Termino com uma frase de Alfred Adler que captou a minha atenção e que considero de grande interesse:
Those who have lost the belief in themselves always believe in something else...-- Adler (1926), Fundamentals of Individual Psychology
OBRAS CONSULTADAS:
Adler, A. (1924); Practica y Teoria de la Psicologia del Individuo; Editorial Paidos; Buenos Aires: 1953.
Adler,
A. (1926); Fundamentals of Individual Psychology, in Journal of
Individual Psychology, 26(1); Burlington, Maio de 1970; pp.36-49.
Adler, A. (1927); A Ciência da Natureza Humana; Companhia Editora Nacional; São Paulo: 1961.
Adler, A.(1930); La Educación de los Niños; Editorial Losada S.A.; Buenos Aires:1963.
Dryden, W.; Handbook of Individual Therapy; Sage Publications; London: 1996.

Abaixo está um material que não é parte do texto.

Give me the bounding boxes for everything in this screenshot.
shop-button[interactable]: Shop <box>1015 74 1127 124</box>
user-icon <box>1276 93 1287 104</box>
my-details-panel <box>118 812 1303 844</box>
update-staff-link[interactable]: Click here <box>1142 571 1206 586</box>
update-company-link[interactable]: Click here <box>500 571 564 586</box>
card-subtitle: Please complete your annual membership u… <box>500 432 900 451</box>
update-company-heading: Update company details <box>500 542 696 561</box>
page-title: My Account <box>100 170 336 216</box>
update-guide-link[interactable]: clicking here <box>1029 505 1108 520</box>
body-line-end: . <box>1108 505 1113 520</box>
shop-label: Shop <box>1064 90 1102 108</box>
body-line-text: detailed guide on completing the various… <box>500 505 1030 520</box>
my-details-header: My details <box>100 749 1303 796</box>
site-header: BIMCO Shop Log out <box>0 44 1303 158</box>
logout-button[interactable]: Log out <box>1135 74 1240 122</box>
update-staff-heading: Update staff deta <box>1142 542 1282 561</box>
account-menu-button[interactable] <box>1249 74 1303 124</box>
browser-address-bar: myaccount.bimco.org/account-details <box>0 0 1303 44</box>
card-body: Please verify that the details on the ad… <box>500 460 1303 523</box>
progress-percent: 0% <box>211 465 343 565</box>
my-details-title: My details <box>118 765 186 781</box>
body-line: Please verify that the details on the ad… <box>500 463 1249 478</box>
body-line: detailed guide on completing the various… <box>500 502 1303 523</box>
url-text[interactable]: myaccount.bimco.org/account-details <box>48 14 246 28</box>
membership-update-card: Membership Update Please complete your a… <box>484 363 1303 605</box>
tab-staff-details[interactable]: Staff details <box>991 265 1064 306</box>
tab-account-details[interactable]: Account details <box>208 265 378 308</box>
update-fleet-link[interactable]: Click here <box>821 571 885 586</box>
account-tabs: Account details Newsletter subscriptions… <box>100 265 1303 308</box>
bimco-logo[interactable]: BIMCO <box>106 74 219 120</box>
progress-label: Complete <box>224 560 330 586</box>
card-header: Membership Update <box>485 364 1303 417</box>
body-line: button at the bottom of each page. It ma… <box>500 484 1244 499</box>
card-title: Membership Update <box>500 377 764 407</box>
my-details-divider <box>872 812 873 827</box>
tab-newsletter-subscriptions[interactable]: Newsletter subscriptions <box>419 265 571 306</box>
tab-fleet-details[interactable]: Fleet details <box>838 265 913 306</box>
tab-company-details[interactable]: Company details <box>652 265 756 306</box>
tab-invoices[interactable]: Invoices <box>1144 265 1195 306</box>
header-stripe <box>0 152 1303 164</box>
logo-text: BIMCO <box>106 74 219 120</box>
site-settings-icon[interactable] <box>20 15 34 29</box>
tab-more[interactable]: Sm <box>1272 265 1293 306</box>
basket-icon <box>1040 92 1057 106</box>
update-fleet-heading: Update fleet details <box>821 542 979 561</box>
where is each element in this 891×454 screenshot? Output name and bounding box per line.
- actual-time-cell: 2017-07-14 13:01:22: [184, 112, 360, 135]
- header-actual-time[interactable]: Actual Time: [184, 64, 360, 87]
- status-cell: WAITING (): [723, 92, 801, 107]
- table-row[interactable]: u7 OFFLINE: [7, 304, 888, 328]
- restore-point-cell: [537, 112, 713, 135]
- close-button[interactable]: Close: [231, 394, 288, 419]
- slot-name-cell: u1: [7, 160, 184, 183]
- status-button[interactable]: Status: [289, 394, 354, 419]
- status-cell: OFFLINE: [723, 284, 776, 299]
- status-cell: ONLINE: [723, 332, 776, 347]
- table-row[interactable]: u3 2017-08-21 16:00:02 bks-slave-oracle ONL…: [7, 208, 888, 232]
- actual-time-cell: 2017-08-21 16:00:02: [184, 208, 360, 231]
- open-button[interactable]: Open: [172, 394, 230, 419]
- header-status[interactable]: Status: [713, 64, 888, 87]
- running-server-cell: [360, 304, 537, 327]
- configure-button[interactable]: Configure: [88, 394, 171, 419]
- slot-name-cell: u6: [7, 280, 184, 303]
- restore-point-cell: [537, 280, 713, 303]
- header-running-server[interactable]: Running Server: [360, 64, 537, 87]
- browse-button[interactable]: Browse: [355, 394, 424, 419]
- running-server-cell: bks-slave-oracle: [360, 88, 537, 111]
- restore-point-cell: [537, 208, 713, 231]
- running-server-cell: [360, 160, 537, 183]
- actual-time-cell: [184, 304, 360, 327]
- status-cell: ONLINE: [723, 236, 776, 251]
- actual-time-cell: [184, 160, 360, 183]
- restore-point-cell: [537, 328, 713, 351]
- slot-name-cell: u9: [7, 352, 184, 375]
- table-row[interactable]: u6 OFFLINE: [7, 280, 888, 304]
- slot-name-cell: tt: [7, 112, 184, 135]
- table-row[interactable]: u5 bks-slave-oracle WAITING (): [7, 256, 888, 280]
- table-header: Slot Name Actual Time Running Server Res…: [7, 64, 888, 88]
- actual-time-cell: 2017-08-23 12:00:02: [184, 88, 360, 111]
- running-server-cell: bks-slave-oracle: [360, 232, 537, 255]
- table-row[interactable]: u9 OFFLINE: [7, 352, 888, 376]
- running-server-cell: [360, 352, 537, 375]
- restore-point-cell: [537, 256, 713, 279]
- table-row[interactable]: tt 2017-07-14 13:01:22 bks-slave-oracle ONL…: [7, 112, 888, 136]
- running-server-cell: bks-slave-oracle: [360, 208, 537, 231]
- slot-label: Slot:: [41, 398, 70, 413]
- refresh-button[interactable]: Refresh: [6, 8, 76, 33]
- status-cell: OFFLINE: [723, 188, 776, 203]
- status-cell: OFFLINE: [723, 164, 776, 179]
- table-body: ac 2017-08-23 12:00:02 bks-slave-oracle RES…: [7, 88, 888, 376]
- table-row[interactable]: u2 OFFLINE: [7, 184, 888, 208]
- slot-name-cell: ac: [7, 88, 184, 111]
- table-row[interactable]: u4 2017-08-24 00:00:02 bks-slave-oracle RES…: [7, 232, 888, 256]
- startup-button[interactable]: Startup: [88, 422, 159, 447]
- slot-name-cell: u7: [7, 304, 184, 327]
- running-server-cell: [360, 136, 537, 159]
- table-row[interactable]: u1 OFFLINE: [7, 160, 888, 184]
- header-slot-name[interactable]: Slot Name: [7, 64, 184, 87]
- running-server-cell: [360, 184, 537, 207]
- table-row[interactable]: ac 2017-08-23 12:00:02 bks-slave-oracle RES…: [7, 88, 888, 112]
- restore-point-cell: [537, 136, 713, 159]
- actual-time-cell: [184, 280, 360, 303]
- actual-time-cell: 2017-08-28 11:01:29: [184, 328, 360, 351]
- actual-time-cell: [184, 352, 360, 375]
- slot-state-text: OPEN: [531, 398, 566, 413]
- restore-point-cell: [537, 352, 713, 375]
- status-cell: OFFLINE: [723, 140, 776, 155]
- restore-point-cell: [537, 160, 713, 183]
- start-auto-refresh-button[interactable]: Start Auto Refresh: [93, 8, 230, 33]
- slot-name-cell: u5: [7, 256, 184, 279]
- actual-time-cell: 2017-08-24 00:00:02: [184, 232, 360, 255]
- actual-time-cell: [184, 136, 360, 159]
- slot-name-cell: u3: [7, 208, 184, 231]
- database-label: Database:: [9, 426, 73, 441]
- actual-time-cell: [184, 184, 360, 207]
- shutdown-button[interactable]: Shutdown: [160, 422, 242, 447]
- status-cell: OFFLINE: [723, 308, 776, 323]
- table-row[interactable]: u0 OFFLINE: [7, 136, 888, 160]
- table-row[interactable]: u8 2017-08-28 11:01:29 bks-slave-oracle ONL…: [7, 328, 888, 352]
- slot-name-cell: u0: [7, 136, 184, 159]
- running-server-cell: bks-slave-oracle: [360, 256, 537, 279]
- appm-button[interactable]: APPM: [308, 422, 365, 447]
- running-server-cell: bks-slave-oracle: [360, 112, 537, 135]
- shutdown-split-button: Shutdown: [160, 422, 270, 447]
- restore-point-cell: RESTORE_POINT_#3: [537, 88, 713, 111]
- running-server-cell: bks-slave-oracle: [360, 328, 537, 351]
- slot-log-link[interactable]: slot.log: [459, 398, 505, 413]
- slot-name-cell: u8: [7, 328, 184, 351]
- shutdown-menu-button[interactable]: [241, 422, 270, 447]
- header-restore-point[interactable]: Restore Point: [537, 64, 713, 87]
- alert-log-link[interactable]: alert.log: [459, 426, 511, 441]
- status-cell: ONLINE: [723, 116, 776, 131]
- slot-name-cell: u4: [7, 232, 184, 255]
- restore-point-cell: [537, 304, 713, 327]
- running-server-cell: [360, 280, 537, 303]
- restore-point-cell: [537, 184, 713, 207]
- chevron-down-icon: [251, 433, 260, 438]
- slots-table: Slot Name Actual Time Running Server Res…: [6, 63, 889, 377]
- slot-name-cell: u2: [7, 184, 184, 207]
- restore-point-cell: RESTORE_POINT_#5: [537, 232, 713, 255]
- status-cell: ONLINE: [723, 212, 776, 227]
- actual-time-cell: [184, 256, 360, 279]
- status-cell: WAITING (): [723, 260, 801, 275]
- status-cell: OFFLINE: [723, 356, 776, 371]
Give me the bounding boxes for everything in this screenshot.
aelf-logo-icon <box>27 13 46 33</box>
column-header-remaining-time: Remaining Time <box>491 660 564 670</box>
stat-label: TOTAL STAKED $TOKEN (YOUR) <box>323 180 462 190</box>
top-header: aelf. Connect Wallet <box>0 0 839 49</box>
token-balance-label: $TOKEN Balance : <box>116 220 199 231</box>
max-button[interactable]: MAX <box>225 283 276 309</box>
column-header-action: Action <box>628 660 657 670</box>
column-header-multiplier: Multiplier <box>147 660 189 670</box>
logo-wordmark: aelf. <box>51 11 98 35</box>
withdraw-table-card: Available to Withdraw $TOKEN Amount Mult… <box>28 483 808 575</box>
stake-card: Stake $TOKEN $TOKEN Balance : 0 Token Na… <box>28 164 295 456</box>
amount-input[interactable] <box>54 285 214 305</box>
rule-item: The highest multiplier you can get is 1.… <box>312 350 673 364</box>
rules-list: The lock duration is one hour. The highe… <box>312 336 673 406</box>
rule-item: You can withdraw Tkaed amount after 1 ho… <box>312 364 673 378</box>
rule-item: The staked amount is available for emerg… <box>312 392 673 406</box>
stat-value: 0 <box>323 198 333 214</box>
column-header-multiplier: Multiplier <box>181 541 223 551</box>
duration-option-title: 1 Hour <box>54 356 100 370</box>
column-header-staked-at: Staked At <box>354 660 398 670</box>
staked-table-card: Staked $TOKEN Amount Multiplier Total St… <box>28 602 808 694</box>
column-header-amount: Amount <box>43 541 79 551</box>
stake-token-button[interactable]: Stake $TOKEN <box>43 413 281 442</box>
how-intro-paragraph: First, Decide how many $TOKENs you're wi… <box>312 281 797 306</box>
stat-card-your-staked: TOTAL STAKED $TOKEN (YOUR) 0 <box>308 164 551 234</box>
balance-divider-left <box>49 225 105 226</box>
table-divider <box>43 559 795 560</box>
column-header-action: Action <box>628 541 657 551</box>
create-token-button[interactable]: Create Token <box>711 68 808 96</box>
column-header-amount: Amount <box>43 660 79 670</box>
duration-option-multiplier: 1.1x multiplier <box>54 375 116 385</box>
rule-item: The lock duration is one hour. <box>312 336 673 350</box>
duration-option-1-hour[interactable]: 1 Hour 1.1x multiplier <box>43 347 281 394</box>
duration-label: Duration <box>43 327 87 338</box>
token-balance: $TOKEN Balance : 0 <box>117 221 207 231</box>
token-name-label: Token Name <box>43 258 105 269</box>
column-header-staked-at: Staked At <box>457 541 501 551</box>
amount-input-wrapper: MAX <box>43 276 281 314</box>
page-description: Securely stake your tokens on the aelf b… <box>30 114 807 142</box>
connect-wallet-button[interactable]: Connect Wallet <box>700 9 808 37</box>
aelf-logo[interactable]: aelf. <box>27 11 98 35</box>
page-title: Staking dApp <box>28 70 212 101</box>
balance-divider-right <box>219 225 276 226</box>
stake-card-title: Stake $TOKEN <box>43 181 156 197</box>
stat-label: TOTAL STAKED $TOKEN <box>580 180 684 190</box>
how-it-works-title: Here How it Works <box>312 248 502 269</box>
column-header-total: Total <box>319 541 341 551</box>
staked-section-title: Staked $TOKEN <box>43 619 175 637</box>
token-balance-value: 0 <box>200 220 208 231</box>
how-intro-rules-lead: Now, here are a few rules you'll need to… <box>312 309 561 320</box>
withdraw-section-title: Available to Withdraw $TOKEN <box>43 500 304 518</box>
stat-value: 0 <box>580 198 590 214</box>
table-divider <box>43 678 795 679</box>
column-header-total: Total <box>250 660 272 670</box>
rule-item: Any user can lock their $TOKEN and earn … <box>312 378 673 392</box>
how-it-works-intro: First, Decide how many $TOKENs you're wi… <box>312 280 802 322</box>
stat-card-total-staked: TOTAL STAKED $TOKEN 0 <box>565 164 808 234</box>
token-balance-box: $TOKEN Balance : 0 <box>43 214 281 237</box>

Fadiman, J. & Frager, R. ; Personality and Personal Growth; Harper Collifs College Publishers; New York: 1994.
Hall, C.S. & Lindzey, G.; Theories of Personality: Primary Sources and Research; John Wiley & Sons, Inc.; USA: 1965.
Hjeller, L. & Ziegler, D.; Personality Theories; McGraw-Hill Book Company; USA: 1981.